Species of gastropod

Nucella lamellosa, commonly known as the frilled dogwinkle or wrinkled purple whelk, is a species of sea snail, a marine gastropod mollusk in the family Muricidae, the murex snails or rock snails. This species occurs in the eastern Pacific Ocean, its range extending in the intertidal zone from the Aleutian Islands southward to central California.

==Description==
Nucella lamellosa is a large snail with a strong shell growing to a length of 100 mm and width of 50 mm. The shell has no more than seven whorls and has a horny operculum. The spire is well developed, with a short notch to accommodate the siphon. This snail is rather variable in colour, shape and surface texture. Some specimens are smooth, others rough and others have frilled lamellae (angular plates). Some of these features may be as a result of abrasion and wave action, and when present, the spiral sculpture takes the form of one or two ridges per whorl, the whorls being flattened near their joints making them appear to be angled. This snail can be white, grey, brown or orange, occasionally purplish, and is sometimes spirally banded.

==Distribution==
This whelk is found in shallow waters in the eastern Pacific Ocean. Its range extends from the Bering Strait and the Aleutian Islands to central California. It is found intertidally on rocks from the mid to lower shore and is one of the commonest whelks in this habitat in the Pacific Northwest.

==Ecology==
This whelk is a predator, feeding largely on mussels and barnacles. The radula is used to scrape through the shell of the prey and the soft tissue is extracted. The whelk is itself eaten by crabs such as the red rock crab Cancer productus and the seastar Pisaster ochraceus. In the presence of the crabs, there is a tendency for the whelk's shell to grow thicker and be more robust, and thus less easy for the crab to crush. This may be as a result of chemicals released into the water by the crabs because the thickness of the whelk's shell seems unaffected by the presence of Carcinus maenas, a recently introduced invasive species of crab that also feeds on whelks.

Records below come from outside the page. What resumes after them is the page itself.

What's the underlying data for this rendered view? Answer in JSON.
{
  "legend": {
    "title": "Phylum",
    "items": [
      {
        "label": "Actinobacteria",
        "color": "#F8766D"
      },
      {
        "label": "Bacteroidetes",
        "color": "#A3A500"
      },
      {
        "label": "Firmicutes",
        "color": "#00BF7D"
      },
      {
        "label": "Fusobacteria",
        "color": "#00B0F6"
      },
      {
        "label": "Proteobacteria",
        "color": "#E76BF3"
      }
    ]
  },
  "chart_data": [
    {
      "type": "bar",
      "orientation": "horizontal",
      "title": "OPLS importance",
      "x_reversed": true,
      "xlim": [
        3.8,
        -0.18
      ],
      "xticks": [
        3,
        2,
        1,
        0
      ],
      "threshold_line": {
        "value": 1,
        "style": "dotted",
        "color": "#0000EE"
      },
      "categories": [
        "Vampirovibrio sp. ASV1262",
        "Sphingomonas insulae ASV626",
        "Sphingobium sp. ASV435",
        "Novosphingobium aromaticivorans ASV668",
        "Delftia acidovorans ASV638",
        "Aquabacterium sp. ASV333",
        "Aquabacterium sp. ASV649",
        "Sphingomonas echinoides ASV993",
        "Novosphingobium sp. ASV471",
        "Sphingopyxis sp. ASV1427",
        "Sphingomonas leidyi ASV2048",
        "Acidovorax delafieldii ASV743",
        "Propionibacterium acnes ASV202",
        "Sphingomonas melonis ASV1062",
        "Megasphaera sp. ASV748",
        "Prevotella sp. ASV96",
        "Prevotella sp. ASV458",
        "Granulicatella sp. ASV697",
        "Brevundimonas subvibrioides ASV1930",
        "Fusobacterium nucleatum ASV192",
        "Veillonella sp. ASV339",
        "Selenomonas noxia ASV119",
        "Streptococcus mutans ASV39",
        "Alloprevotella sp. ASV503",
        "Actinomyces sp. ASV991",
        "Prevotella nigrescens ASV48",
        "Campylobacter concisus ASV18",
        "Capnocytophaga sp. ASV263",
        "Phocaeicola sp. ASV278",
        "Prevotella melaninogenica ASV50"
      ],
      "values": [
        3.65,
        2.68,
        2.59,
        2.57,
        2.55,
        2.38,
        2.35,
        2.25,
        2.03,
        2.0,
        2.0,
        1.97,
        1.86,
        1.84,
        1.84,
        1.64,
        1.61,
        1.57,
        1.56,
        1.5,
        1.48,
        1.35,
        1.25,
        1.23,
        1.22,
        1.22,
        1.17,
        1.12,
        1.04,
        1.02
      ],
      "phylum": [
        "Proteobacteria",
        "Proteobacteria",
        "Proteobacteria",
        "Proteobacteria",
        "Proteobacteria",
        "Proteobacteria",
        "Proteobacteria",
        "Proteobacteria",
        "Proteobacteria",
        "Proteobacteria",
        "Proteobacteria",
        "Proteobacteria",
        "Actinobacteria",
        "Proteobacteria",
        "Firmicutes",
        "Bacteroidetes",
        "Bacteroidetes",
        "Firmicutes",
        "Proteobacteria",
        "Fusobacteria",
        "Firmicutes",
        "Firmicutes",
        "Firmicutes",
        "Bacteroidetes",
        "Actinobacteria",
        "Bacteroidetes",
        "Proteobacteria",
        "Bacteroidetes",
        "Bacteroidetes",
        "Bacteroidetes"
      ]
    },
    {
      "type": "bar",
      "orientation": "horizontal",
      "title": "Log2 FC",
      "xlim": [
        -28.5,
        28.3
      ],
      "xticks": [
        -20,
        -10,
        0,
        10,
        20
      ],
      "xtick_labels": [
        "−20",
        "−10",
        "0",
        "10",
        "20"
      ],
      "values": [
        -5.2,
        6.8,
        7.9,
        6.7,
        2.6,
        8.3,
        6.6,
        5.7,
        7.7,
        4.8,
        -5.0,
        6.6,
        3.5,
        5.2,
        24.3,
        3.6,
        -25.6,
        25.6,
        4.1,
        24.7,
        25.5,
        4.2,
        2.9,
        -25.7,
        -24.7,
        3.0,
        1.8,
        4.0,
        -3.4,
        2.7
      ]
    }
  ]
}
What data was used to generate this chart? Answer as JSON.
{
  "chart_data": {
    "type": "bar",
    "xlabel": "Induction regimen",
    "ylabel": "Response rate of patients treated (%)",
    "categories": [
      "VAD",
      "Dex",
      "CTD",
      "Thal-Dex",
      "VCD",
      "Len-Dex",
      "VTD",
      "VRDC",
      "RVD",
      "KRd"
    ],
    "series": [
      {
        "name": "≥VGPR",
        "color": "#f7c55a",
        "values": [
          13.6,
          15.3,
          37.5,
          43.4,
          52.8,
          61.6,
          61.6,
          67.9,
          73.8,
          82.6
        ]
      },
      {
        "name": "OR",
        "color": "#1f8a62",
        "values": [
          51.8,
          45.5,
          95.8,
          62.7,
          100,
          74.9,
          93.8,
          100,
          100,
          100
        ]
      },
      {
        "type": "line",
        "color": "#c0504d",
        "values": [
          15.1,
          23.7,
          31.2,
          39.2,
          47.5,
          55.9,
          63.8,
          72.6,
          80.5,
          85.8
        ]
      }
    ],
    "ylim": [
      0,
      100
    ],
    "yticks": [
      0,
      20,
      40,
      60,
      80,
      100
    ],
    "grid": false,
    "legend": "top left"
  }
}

A different response in shell morphology was evinced in the presence of the seastar. Here, the shell tended to get longer with a high spire, enabling the whelk to retract its soft tissues as far as possible from the seastar. If both crabs and seastars were present, the shell phenotype that tended to evolve reflected the response to the predator that caused the greatest mortality. The whelks also show behavioural responses to both crabs and seastars by seeking refuge.

Breeding takes place in hidden locations such as under rocks, with many whelks congregating to mate and lay eggs in capsules which resemble clusters of oats as they dangle from the substrate.